I've known for about 2 years that God was pointing me in a different direction. In fact I can recall the day I first realized I was going to leave the Church. My dear departed friend Dave Tomas had the misfortune of calling me that day and received the full force of my tears. Seriously I had to apologize to him later. (He was amazingly supportive by the way and he was a Catholic of good standing) I truly in my heart believe that the Catholic Church is the Church begun by Christ. I love it's rich traditions and beautiful history. I don't dismiss the reason Martin Luther split from the Church but I don't think that those reason's were as insurmountable as the obstacles we now face with the sex abuse and cover up's that are rampant in the Church. As an aside there's this http://news.yahoo.com/insight-vatican-bank-money-mystery-monsignors-100134961--finance.html because we should mention the FACT that the Church is a front for money laundering. Barf. The Church is too corrupt for me to stay. I can't support it any more...as of last week we have begun looking for a new church home. I will miss the Church. I've made sure my children have received their Sacraments just in case the Church ever cleans up it's act and they can return. I am holding out hope that that will happen in their life time. In the mean time we search....

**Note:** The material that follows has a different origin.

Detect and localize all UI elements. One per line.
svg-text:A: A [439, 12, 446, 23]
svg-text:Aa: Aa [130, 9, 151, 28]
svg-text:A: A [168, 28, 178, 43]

My bestie Stef summed up how I feel in a recent facebook thread and I think I'll close with that....
Quite frankly what I find most disturbing (after the actual raping of children of course) is that the body of the church ignores the issue entirely. (Andra being the exception.) They never speak of it, never protest against it, never take any steps within their church to get rid of those committing and covering it up. Do you really think that you're going to stand before God one day and He's not going to question why you totally ignored the heinous corruption within the church?
We are Christ's hands and feet on this earth. It's our job to take back the church from that dirty, good ole boy network over there in vatican city. You need to take a page out of Jesus' book and drive out those corrupt and evil doers from the church because, quite frankly, they're turning it into a den of thieves.
Your loyalty should be to God not to a bunch of men who clearly care more about covering their butts and hiding scandal from the world than they do about God and the people in the church. Andra's right, if this were the protestant church, hand cuffs would be dangling off of wrists and cell doors would be slamming.
I have a friend who had a bit of similar scandal. Married church member had relations with a teenage girl. Pastor found out. Instead of calling the police, the pastor sent the man to some in-patient treatment center for therapy. Church members found out and guess what? They called the police, child abuser in jail, the pastor was removed from his position and faced his own criminal charges. The church has a new, Godly leader. Did the right thing and took back their church.
It's your church and it is in a desperate place. It's more corrupt than our government because as messed up as I feel Washington is, I pretty sure they're not covering for child abusers. If it were me, I'd be doing a little "table flipping" starting at the top and working my way down.
I believe it was Edmund Burke who said, "All it takes for evil to triumph is for good people to do nothing." True story.